Saturday, March 24, 2007

Firefly Episode 4: "Shindig"

"Shindig" is the first Firefly outing that moves past exposition of the setting to explore the relationship between two characters, in this case, Mal and Inara. We've known about sexual tension between them ever since the pilot, but this episode brings that to the fore. By the end of it, we've learned a little more about both characters and their relationship to their very different worlds, as well as gotten some more of those side moments highlighting other characters at which Firefly excels.

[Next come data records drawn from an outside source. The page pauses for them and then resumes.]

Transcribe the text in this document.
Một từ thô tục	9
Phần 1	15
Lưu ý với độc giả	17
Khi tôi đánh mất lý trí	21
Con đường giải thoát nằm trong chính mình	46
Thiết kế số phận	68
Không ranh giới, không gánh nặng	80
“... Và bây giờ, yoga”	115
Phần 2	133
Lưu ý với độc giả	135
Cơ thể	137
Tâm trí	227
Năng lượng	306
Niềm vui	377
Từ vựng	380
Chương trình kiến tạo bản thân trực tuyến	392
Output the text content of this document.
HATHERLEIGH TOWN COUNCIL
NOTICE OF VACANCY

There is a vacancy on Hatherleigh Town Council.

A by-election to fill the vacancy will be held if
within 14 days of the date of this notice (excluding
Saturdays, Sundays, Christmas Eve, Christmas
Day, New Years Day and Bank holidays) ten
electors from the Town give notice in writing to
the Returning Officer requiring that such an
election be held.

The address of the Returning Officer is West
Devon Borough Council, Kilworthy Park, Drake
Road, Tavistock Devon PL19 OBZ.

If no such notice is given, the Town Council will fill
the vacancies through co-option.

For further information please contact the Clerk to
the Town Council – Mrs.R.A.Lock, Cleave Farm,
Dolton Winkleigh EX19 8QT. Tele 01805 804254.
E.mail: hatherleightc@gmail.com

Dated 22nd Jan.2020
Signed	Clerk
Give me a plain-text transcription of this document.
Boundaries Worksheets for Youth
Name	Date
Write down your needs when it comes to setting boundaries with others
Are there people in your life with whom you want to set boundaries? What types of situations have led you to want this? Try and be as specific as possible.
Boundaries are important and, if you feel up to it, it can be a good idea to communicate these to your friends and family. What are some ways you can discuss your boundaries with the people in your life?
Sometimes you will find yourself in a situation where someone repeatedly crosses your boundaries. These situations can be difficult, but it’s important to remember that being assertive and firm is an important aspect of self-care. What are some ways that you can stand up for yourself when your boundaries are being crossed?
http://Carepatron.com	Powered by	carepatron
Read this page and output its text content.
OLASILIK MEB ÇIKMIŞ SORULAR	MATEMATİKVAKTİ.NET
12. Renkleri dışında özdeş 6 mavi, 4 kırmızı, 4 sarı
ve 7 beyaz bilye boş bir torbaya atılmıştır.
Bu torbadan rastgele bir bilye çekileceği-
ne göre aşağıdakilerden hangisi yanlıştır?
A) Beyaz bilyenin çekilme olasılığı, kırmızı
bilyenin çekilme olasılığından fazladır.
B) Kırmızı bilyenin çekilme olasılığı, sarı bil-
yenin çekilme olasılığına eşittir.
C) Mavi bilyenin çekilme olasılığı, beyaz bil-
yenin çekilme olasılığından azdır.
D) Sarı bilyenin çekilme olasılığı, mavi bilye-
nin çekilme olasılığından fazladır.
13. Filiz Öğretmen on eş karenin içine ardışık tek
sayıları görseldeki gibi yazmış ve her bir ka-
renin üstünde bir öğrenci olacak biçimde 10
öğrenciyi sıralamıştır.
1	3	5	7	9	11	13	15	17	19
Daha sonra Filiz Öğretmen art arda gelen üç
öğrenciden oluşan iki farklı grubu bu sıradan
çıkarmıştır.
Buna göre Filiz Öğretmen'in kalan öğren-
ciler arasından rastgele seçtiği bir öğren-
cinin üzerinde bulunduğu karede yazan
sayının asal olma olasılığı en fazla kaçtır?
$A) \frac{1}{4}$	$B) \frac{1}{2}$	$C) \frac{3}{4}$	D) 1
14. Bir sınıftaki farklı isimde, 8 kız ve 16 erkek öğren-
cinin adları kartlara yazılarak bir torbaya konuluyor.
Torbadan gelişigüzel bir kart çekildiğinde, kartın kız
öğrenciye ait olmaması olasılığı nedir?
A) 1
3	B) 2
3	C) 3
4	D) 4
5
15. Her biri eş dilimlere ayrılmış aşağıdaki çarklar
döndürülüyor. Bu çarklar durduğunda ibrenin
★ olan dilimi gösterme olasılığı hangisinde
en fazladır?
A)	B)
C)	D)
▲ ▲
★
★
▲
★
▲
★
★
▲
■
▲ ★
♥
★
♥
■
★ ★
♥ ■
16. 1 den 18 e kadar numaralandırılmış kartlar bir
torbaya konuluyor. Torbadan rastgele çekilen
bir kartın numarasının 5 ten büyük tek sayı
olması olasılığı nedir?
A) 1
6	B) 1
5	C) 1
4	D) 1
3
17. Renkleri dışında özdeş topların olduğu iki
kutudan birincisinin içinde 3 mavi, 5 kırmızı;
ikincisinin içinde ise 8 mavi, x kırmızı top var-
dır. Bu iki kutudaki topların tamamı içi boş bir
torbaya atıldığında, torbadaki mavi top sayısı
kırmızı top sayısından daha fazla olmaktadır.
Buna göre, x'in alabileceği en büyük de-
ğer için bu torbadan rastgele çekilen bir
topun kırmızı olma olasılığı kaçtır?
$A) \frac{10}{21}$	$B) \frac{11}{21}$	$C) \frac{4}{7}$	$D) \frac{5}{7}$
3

One way in which Firefly differs from most science fiction shows of its type is that it's not afraid to show Mal, as captain, on something other than an even keel. On Persephone, he's clearly bothered by feelings of jealousy such that even mentioning Inara's name and hinting at her work causes him to become more distracted and surly than usual. It's probably a matter of taste, but I found it almost too much. If he his feelings lead to awkwardness that easily, how have they been functioning together for almost a year?

The two are clearly from very different worlds, though at the risk of disagreeing with the episode's writer, Jane Espenson, from the DVD commentary, I felt she fit into his a lot better than he did hers. Mal was able to fit in at the ball, but only as long as he focused on his objective - meeting Harrow, a client who won't deal with Badger, but whom Badger suspects Mal might be able to win over.

The three main guest stars, by the way, were all fine. Mark Sheppard is a great actor with an interesting recurring character whom I would have loved to see more often in future episodes. Larry Drake struck just the right note with Harrow, as a man within elite society who's well aware of its more unsavory characters. If anything was missing, it was in Edward Atterton's Atherton Wing. This is probably mainly a writing flaw, but while he did a come job as coming across as the smooth, arrogant rich kid, it was never quite clear why Inara genuinely liked him as she professed to do.

Matters come to a head when Mal punches Atherton for the latter's own jealous reaction and assumption that he owns Inara now that he's paid her. This leads to an obligatory sword duel over the matter of honor, and Atherton, naturally, is an expert swordsman. There's a great scene in Mal's room on Persephone where Inara comes to try and help Mal escape, and instead ends up teaching him swordfighting. Mal draws a distinction between not respecting her work and not respecting her, and coming as close to begging as Mal ever does in asking her not to accept Atherton's offer to stay with him as his personal Companion.

During the course of the show, we also see more of the everyday life of the crew, with what we might call Wash and Zoe's personal interactions and the card game over chores between Book, Simon, and Jayne. Simon is starting to fit in more, taking part in discussing plots to rescue Mal and being referred to by Jayne as "the doctor" rather than as some outside refugee. River also gets a bit more development in that wonderful scene where she reads Badger, who had come aboard to prevent the others from rescuing Mal, in his own dialect, concluding that he was a "sad little king of a sad little hill." Badger becomes an even more interesting character by responding with amusement.

In the end, Atherton is about to win the duel when Inara offers to stay with him if he'll spare Mal, a sacrifice which shows her own affection for him. Mal uses this to get the better of Atherton, but declines to "finish it" so that Atherton will be left with the reputation of a coward. Inara provides a finishing touch by telling him he will become persona non grata to other Companions. In the show's final scene, the two share a moment in the cargo hold, looking over Harrow's herd of cattle while making a common bond out of not wanting to leave Serenity.

Altogether this was a decent episode - I haven't even mentioned Kaylee's dress and its associated moments. As noted, I did wonder a bit about elements of the characterization, and the pacing of the ball scenes also seemed off, though maybe I just haven't seen enough balls on TV to judge appropriately. As a complete package, I'll give it 6/10.
Inara: "I am grateful, you know, for the ill-conceived and high-handed attempt to defend my honor although I didn't want you to."